За ней опять увяжется мальчишка на старой «каме» с настоящей фарой, и даже даст разочек прокатиться.
А к озеру помчит её на раме.
С календаря осыпятся страницы, и к осени за ней приедет мама.
Вокзал оставит бабушку и деда стоять на опустевшей враз платформе.
На туфельки она заменит кеды, а сарафанчик новой школьной формой.
В портфеле будут книжки и тетрадки и пахнущий опилками пенальчик.
Не будут сниться шишки, еж и грядки, но пару раз приснится ей тот мальчик на старой «каме» с настоящей фарой и озеро за строем тонких сосен.
Уроки поменяются на пары, когда придёт очередная осень, в шкафу повиснет выпускное платье, на стенках фото бабушки и деда. Мальчишка пригласит её на свадьбу, она решит, не нужно, не поеду.
На полку ляжет стопка аттестатов, будильник в семь разбудит на работу.
В ВК под фото философский статус, а в тиндере стоят такие фото, что дедушка ремень достал бы тут же.
Но он уже сто лет, как канул в лету.
Она два года, как ушла от мужа, а тот никак не платит алименты, а у неё кредит и ипотека, и целый год до очереди в садик, плейлист на два часа из грустных треков, края бокала от вина в помаде, три слоя краски на оконной раме, а за окном поток из фар несётся.
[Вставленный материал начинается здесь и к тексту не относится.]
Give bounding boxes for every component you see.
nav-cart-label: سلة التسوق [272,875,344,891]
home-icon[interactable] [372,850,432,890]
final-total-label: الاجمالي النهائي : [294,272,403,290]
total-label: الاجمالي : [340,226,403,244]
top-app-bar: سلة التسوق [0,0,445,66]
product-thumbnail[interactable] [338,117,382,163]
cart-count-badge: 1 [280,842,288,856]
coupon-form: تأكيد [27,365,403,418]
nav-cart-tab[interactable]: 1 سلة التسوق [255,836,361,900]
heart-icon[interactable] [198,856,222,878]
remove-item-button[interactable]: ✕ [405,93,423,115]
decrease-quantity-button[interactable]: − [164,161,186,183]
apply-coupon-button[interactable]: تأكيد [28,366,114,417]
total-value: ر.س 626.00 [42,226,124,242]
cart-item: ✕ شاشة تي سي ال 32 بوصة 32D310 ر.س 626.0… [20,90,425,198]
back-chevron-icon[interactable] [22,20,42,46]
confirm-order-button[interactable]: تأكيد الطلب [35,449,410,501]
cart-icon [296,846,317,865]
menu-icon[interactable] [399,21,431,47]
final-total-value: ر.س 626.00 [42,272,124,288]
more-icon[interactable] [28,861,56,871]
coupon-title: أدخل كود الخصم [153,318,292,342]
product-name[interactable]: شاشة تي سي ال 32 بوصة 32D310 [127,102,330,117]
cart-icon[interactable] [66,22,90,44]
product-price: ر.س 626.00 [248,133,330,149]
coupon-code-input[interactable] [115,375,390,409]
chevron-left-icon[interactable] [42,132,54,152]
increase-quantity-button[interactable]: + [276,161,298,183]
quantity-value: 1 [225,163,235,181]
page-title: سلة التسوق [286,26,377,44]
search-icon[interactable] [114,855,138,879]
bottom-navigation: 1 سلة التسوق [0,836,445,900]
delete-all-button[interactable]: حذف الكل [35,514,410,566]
И кажется, что это едет «кама», чтоб к шишкам увезти, к ежам и солнцу.
Но «Кама», как всегда, не приезжает.
Вся комната измерена шагами, а мозг кипит клубникой и ежами, звенит звонком все той же старой «камы», вот стол, вот стул, а вот пиджак на спинке, вот шкаф открыт, а в нем лежат скелеты, один из них — в наглаженной косынке, которая всё так же пахнет летом.